About 15 major metropolitan areas have legitimized mountain biking in urban parks or on municipal land, including Pittsburgh; Austin, Tex.; Louisville, Ky.; New York City; Minneapolis; Seattle; Tucson; Salt Lake City; suburban Los Angeles; and Vancouver, British Columbia.
Chris Bernhardt, a consultant with the International Mountain Bicycling Association, said the face of the sport is changing, with urban terrain receiving more attention than traditional wilderness trails in some areas.
“It’s great to take a weeklong bike trip to Moab or Colorado, but people want trails closer to home for riding on weekends or after work,” said Mr.

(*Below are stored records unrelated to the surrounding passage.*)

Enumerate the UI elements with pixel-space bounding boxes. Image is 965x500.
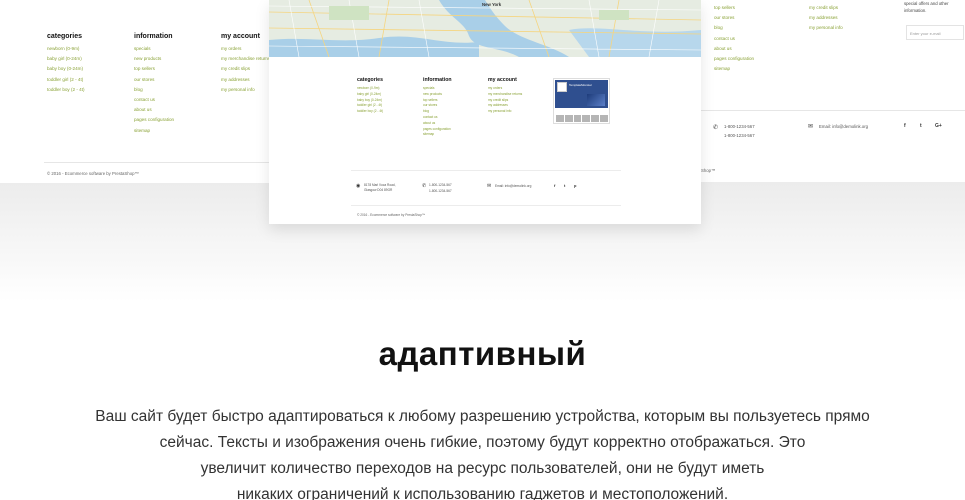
section-headline: адаптивный bbox=[378, 335, 587, 372]
footer-link[interactable]: my personal info bbox=[488, 109, 522, 115]
mail-icon: ✉ bbox=[487, 183, 492, 189]
facebook-icon[interactable]: f bbox=[554, 183, 555, 188]
left-preview-screen: categories newborn (0-9m) baby girl (0-2… bbox=[0, 0, 270, 183]
left-account-column: my account my orders my merchandise retu… bbox=[221, 33, 270, 95]
footer-link[interactable]: baby girl (0-24m) bbox=[47, 54, 85, 64]
footer-link[interactable]: toddler boy (2 - 4t) bbox=[47, 85, 85, 95]
section-description: Ваш сайт будет быстро адаптироваться к л… bbox=[60, 404, 905, 500]
facebook-cover-graphic bbox=[587, 94, 605, 106]
footer-link[interactable]: top sellers bbox=[134, 64, 174, 74]
footer-link[interactable]: my credit slips bbox=[809, 3, 843, 13]
footer-link[interactable]: pages configuration bbox=[134, 115, 174, 125]
copyright-fragment: Shop™ bbox=[701, 168, 716, 173]
facebook-avatar bbox=[557, 82, 567, 92]
divider bbox=[44, 162, 270, 163]
copyright: © 2016 - Ecommerce software by PrestaSho… bbox=[47, 171, 139, 176]
facebook-page-name: TemplateMonster bbox=[569, 83, 593, 87]
footer-link[interactable]: our stores bbox=[714, 13, 754, 23]
phone-number: 1-800-1234-567 bbox=[429, 189, 452, 193]
footer-link[interactable]: newborn (0-9m) bbox=[357, 86, 383, 92]
footer-link[interactable]: toddler girl (2 - 4t) bbox=[47, 75, 85, 85]
location-icon: ◉ bbox=[356, 183, 361, 189]
footer-link[interactable]: toddler boy (2 - 4t) bbox=[357, 109, 383, 115]
map[interactable]: New York bbox=[269, 0, 701, 57]
footer-link[interactable]: my addresses bbox=[221, 75, 270, 85]
column-title: information bbox=[423, 77, 452, 83]
map-city-label: New York bbox=[482, 2, 502, 7]
divider bbox=[700, 110, 965, 111]
newsletter-text: special offers and other information. bbox=[904, 1, 949, 13]
twitter-icon[interactable]: t bbox=[564, 183, 565, 188]
column-title: information bbox=[134, 33, 173, 40]
footer-link[interactable]: my addresses bbox=[809, 13, 843, 23]
facebook-icon[interactable]: f bbox=[904, 123, 906, 129]
column-title: categories bbox=[47, 33, 83, 40]
right-preview-screen: top sellers our stores blog contact us a… bbox=[700, 0, 965, 181]
right-links-column-b: my credit slips my addresses my personal… bbox=[809, 3, 843, 34]
twitter-icon[interactable]: t bbox=[920, 123, 922, 129]
footer-link[interactable]: my personal info bbox=[809, 23, 843, 33]
description-line: Ваш сайт будет быстро адаптироваться к л… bbox=[95, 408, 870, 425]
pinterest-icon[interactable]: p bbox=[574, 183, 576, 188]
footer-link[interactable]: my merchandise returns bbox=[488, 92, 522, 98]
footer-link[interactable]: my merchandise returns bbox=[221, 54, 270, 64]
footer-link[interactable]: about us bbox=[714, 44, 754, 54]
phone-icon: ✆ bbox=[713, 125, 719, 131]
email-address: Email: info@demolink.org bbox=[819, 124, 869, 129]
newsletter-input[interactable]: Enter your e-mail bbox=[906, 25, 964, 40]
facebook-friends bbox=[556, 115, 608, 122]
description-line: увеличит количество переходов на ресурс … bbox=[200, 460, 765, 477]
facebook-cover: TemplateMonster bbox=[555, 80, 608, 108]
left-categories-column: categories newborn (0-9m) baby girl (0-2… bbox=[47, 33, 85, 95]
store-address: 8178 Marl Voca Road, Glasgow D04 89GR bbox=[364, 183, 396, 192]
footer-link[interactable]: sitemap bbox=[423, 132, 452, 138]
footer-link[interactable]: top sellers bbox=[714, 3, 754, 13]
footer-link[interactable]: new products bbox=[134, 54, 174, 64]
footer-link[interactable]: contact us bbox=[714, 34, 754, 44]
center-preview-screen: New York categories newborn (0-9m) baby … bbox=[269, 0, 701, 224]
phone-number: 1-800-1234-567 bbox=[429, 183, 452, 187]
google-plus-icon[interactable]: G+ bbox=[935, 123, 942, 129]
phone-number: 1-800-1234-567 bbox=[724, 124, 755, 129]
phone-icon: ✆ bbox=[422, 183, 427, 189]
left-information-column: information specials new products top se… bbox=[134, 33, 174, 136]
footer-link[interactable]: baby boy (0-24m) bbox=[47, 64, 85, 74]
right-links-column-a: top sellers our stores blog contact us a… bbox=[714, 3, 754, 74]
footer-link[interactable]: pages configuration bbox=[714, 54, 754, 64]
mail-icon: ✉ bbox=[808, 124, 814, 130]
column-title: my account bbox=[488, 77, 517, 83]
divider bbox=[351, 205, 621, 206]
copyright: © 2016 - Ecommerce software by PrestaSho… bbox=[357, 213, 426, 217]
footer-link[interactable]: our stores bbox=[134, 75, 174, 85]
facebook-widget[interactable]: TemplateMonster bbox=[553, 78, 610, 124]
footer-link[interactable]: my personal info bbox=[221, 85, 270, 95]
column-title: my account bbox=[221, 33, 260, 40]
column-title: categories bbox=[357, 77, 383, 83]
front-information-column: information specials new products top se… bbox=[423, 77, 452, 138]
footer-link[interactable]: baby girl (0-24m) bbox=[357, 92, 383, 98]
footer-link[interactable]: about us bbox=[134, 105, 174, 115]
footer-link[interactable]: sitemap bbox=[134, 126, 174, 136]
footer-link[interactable]: newborn (0-9m) bbox=[47, 44, 85, 54]
footer-link[interactable]: sitemap bbox=[714, 64, 754, 74]
description-line: сейчас. Тексты и изображения очень гибки… bbox=[159, 434, 806, 451]
front-account-column: my account my orders my merchandise retu… bbox=[488, 77, 522, 115]
phone-number: 1-800-1234-567 bbox=[724, 133, 755, 138]
footer-link[interactable]: my credit slips bbox=[221, 64, 270, 74]
footer-link[interactable]: specials bbox=[134, 44, 174, 54]
description-line: никаких ограничений к использованию гадж… bbox=[236, 486, 729, 500]
footer-link[interactable]: blog bbox=[134, 85, 174, 95]
footer-link[interactable]: my orders bbox=[221, 44, 270, 54]
footer-link[interactable]: contact us bbox=[134, 95, 174, 105]
map-drawing bbox=[269, 0, 701, 57]
footer-link[interactable]: blog bbox=[714, 23, 754, 33]
email-address: Email: info@demolink.org bbox=[495, 184, 532, 188]
divider bbox=[351, 170, 621, 171]
front-categories-column: categories newborn (0-9m) baby girl (0-2… bbox=[357, 77, 383, 115]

Bernhardt, who works with bike clubs, park managers and municipalities in metropolitan areas to prepare plans and build trails.
The increasing desire to suit up, clip in and ride a mountain bike from home to nearby trails is prompting recreation managers to reassess a sport long outlawed in city parks.
Indeed, in Minneapolis it was the mayor, R. T. Rybak, an avid cyclist, and John Erwin, a former parks commissioner, who spurred development of the city’s first recognized urban singletrack. Mr. Rybak noted his desire for the city’s park board to work with local cyclists at a meeting in 2003.
Today, the Theodore Wirth Off-Road Cycling Trail, which had its grand opening in June 2005, includes 4.36 miles of twisting singletrack with jumps, stunts and banked turns.